Du moment que les princes eurent renvoyé la formidable escorte qui eût voulu les suivre, les caresses, les honneurs, dont les amis des Guises les entouraient, cessèrent. Personne ne vint plus à leur rencontre. La route fut morne et solitaire. Mais il n'y avait plus à reculer; ils avançaient toujours vers l'abattoir.

Les Guises avaient concentré toute une armée dans Orléans, infanterie, cavalerie et canons, les vieilles bandes surtout, endurcies et féroces, qui avaient fait les guerres sans quartier d'Écosse et d'Italie. Race de dogues, ignorée jusque-là, mais propre à cette époque, et soigneusement choyée des Guises. Le type, c'est Tavannes, sanguin et furieux Bourguignon, c'est le bilieux Gascon Montluc, homme de guerre, mais aussi de massacres, qui ont eu soin de raconter leurs crimes.

Nos étourdis, entrés dans Orléans, passèrent entre deux files de ces soldats des Guises qui riaient d'eux et s'apprêtaient à rire davantage à l'exécution.

On ne daigne leur ouvrir la porte du palais.

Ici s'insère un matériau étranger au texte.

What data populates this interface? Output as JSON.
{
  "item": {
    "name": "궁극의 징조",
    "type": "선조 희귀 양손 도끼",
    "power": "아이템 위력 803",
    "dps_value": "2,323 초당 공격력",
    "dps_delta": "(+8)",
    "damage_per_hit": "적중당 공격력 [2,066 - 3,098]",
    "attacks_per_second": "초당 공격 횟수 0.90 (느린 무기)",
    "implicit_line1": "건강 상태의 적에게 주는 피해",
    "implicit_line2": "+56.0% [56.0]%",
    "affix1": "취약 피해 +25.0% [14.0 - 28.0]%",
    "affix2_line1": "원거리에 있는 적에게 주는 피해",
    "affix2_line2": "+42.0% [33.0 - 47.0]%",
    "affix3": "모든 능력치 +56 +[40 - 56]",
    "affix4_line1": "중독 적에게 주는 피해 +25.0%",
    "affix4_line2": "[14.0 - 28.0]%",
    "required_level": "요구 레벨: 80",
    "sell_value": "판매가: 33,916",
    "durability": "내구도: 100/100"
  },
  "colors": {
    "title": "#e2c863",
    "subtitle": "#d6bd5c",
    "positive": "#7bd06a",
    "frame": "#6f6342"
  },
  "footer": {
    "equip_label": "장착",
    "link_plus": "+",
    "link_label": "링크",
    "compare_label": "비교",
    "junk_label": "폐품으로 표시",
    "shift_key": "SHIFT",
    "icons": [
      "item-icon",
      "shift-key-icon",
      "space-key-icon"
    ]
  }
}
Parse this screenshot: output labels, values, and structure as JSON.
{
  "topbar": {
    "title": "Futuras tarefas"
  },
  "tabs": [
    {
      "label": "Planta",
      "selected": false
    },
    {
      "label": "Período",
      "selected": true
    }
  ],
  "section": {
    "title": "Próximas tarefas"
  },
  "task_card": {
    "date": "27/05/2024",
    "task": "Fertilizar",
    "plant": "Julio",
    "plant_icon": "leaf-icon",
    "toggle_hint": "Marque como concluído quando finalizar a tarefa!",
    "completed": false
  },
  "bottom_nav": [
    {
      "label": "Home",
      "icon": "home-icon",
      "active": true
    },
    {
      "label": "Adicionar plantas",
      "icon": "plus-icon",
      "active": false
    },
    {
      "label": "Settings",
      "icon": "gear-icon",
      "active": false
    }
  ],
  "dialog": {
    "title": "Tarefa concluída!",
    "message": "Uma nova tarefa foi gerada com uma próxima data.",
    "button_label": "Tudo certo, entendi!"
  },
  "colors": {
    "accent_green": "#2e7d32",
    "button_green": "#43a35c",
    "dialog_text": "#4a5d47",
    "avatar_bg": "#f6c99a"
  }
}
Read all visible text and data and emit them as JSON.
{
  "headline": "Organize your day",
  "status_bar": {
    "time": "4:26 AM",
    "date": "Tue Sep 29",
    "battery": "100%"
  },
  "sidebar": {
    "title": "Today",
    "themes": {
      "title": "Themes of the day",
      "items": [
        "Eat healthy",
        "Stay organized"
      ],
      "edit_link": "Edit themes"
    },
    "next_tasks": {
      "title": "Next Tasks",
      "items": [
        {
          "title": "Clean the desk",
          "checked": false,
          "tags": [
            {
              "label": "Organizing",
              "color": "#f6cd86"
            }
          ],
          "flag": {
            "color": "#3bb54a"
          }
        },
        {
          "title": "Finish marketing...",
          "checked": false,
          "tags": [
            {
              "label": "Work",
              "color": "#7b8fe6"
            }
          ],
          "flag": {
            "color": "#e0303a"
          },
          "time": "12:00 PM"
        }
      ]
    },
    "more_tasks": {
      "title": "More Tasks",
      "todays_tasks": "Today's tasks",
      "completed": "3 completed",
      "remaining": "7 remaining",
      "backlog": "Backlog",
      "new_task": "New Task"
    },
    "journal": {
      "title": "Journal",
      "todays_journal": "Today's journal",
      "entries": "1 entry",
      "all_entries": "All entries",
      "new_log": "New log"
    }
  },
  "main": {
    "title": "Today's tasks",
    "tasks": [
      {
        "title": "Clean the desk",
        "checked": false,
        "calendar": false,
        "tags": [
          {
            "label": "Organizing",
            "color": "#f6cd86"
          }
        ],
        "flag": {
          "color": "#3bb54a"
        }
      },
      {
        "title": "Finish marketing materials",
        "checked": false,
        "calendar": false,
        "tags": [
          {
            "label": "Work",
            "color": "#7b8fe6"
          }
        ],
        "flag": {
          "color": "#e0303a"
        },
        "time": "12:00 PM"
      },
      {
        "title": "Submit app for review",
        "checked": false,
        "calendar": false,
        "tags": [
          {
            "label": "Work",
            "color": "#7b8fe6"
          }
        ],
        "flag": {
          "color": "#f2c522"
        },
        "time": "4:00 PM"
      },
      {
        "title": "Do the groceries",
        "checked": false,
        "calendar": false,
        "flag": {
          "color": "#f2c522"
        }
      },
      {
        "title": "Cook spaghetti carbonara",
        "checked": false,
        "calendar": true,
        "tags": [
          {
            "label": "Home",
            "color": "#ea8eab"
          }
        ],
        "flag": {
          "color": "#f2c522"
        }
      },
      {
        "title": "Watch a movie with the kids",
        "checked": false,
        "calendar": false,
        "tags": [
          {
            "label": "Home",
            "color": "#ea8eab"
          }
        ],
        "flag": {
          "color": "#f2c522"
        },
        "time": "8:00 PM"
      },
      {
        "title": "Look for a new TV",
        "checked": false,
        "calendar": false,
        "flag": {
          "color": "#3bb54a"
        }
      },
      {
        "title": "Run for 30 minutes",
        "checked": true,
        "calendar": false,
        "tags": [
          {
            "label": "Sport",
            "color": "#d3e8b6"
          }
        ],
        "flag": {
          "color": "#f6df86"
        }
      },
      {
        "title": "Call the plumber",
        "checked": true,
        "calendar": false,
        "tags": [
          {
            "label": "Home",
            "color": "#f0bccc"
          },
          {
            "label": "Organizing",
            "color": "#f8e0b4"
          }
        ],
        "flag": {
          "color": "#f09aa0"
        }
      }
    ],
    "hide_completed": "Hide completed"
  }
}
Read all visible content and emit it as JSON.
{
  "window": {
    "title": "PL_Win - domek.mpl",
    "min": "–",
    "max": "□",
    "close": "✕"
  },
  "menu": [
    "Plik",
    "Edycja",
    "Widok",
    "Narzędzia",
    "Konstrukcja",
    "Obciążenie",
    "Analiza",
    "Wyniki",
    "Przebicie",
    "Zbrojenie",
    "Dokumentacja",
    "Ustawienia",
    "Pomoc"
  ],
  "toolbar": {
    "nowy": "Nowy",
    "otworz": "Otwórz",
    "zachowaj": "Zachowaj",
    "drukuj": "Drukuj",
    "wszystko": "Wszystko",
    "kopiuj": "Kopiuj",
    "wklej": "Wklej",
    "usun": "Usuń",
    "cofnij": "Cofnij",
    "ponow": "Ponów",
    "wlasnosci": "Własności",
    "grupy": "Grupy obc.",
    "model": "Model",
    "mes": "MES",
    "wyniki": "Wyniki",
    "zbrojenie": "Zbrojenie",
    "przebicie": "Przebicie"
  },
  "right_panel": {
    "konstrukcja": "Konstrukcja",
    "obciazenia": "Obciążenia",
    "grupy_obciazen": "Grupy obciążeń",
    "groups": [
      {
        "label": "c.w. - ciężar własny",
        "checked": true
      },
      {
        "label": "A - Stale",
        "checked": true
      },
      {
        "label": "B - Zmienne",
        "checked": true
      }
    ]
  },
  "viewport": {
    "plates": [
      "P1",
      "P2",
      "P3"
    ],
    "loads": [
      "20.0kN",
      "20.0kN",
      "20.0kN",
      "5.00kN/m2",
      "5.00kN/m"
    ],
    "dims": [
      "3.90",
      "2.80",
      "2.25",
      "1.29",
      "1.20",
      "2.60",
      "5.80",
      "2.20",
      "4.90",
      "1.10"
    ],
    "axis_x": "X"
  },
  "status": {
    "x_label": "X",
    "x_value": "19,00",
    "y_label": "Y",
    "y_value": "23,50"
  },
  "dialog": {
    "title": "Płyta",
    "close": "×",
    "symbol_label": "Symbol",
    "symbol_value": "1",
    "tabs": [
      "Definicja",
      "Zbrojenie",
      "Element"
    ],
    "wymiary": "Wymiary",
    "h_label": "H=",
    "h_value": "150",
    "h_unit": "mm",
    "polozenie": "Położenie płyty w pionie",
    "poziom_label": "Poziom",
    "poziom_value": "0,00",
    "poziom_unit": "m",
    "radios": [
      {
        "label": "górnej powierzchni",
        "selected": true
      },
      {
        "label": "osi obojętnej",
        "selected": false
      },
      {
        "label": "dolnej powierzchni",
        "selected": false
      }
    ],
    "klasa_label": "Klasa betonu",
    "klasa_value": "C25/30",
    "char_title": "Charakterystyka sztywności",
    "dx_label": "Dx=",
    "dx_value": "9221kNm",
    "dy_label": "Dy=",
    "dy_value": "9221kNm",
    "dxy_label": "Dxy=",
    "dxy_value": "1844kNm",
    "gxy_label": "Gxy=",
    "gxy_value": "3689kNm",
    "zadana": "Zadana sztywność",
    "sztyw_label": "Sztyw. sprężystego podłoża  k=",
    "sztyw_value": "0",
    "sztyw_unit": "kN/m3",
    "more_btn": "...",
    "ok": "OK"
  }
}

Admis par le guichet, ils montent, trouvent Catherine en larmes, le pâle petit roi qui joue son rôle de colère, et les arrête. Navarre reste au logis du roi sans savoir s'il est libre, mais entouré et observé. Condé, qu'on craignait plus, est jeté dans une maison à fenêtres grillées, qu'on change tout à coup en tombeau, l'entourant en deux jours d'un fort de briques, avec triple rang de canons qui montrent la gueule à trois rues.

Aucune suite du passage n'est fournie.